Sure does an extension phase help to mature future core functions, but if they are placed in a 2.0 context i think these extensions may have to deal a lot with compatibility issues to the legacy functions. So hence my opinion that OpenGL 3.0 LM profile should run parallel to OpenGL 2.x.

Sure does an extension phase help to mature future core functions, but if they are placed in a 2.0 context i think these extensions may have to deal a lot with compatibility issues to the legacy functions.
No necessarily. You can effectively have two APIs. There might be some mechanism to wrap new-style objects in old-style object indices, but that would be about it for cross-talk between them.

Yes, that’s what I figured, too.

You can make a new API that you can use exclusively, or you can create objects with the new API and use them in the old API through “wrapper objects”, but you can’t use old objects in the new API.

So the new API stays clean, there are just a few additions to the old API to allow integration of the new API, but not the other way round.

Direct3D itself is adopting OpenGL’s layered approach, to some extent. I think it’s a good thing, too–a step towards some API stability. But I hope it’s not at the expense of future flexibility (though I doubt that it is).

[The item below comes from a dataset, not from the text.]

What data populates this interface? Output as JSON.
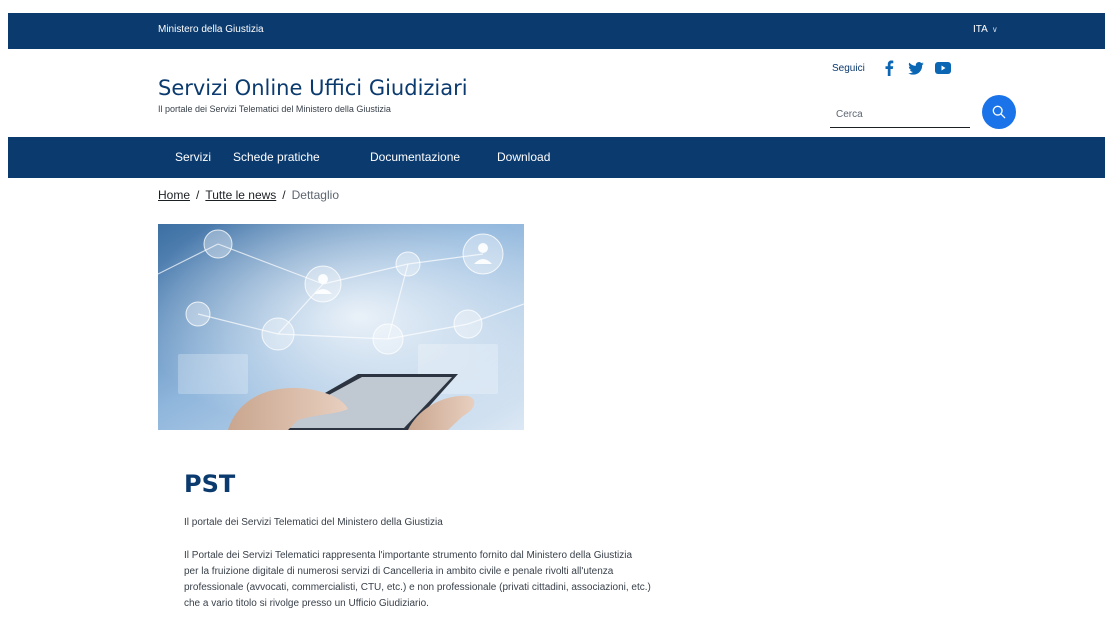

Personally, I don’t mind if even the entire API changes a bit every year or so, if it means keeping things in-line and in-time with the evolution of the hardware. Backwards compatibility is a distant second to keeping pace with (some) grace. Ultimately, as long as I can access the current hardware features, I don’t really care what it looks like. Whatever makes things easier for the driver writers to make it happen. If they can structure things in OpenGL in such a way as to make revisions somewhat less arduous, that might go a long way towards expediting features, even if it means minor changes in the API from time to time (that probably wouldn’t sit well with the purists ;-)). But let’s face it, even a clean split is going to have to change, eventually.

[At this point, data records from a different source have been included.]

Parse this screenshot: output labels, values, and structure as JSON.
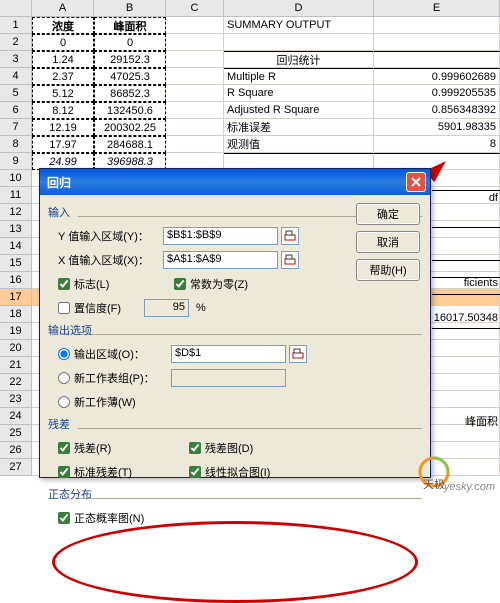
{
  "headers": {
    "a": "A",
    "b": "B",
    "c": "C",
    "d": "D",
    "e": "E"
  },
  "col_titles": {
    "a": "浓度",
    "b": "峰面积"
  },
  "ab": [
    {
      "a": "0",
      "b": "0"
    },
    {
      "a": "1.24",
      "b": "29152.3"
    },
    {
      "a": "2.37",
      "b": "47025.3"
    },
    {
      "a": "5.12",
      "b": "86852.3"
    },
    {
      "a": "8.12",
      "b": "132450.6"
    },
    {
      "a": "12.19",
      "b": "200302.25"
    },
    {
      "a": "17.97",
      "b": "284688.1"
    },
    {
      "a": "24.99",
      "b": "396988.3"
    }
  ],
  "summary_title": "SUMMARY OUTPUT",
  "regstat_title": "回归统计",
  "stats": [
    {
      "k": "Multiple R",
      "v": "0.999602689"
    },
    {
      "k": "R Square",
      "v": "0.999205535"
    },
    {
      "k": "Adjusted R Square",
      "v": "0.856348392"
    },
    {
      "k": "标准误差",
      "v": "5901.98335"
    },
    {
      "k": "观测值",
      "v": "8"
    }
  ],
  "extra": {
    "df": "df",
    "fic": "ficients",
    "val": "16017.50348",
    "fmj": "峰面积"
  },
  "dialog": {
    "title": "回归",
    "input": "输入",
    "y_label": "Y 值输入区域(Y)：",
    "x_label": "X 值输入区域(X)：",
    "y_val": "$B$1:$B$9",
    "x_val": "$A$1:$A$9",
    "label_cb": "标志(L)",
    "zero_cb": "常数为零(Z)",
    "conf_cb": "置信度(F)",
    "conf_val": "95",
    "pct": "%",
    "output": "输出选项",
    "out_range": "输出区域(O)：",
    "out_val": "$D$1",
    "new_sheet": "新工作表组(P)：",
    "new_book": "新工作薄(W)",
    "residual": "残差",
    "res_cb": "残差(R)",
    "stdres_cb": "标准残差(T)",
    "resplot_cb": "残差图(D)",
    "fitplot_cb": "线性拟合图(I)",
    "normal": "正态分布",
    "normplot_cb": "正态概率图(N)",
    "ok": "确定",
    "cancel": "取消",
    "help": "帮助(H)"
  },
  "watermark": "yesky.com"
}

but as DX9 lives now for almost 5 years i don’t see a DX11 tech update being done in the not so distant future.
Well, my feeling is that the API changes with the hardware, whatever it takes, and no matter how ugly it gets; that’s been D3D motto from the beginning. I see this slowing down, to some extent, but certainly not stopping. If the hardware changes sufficiently to warrant a new API, rest assured that those changes will be made.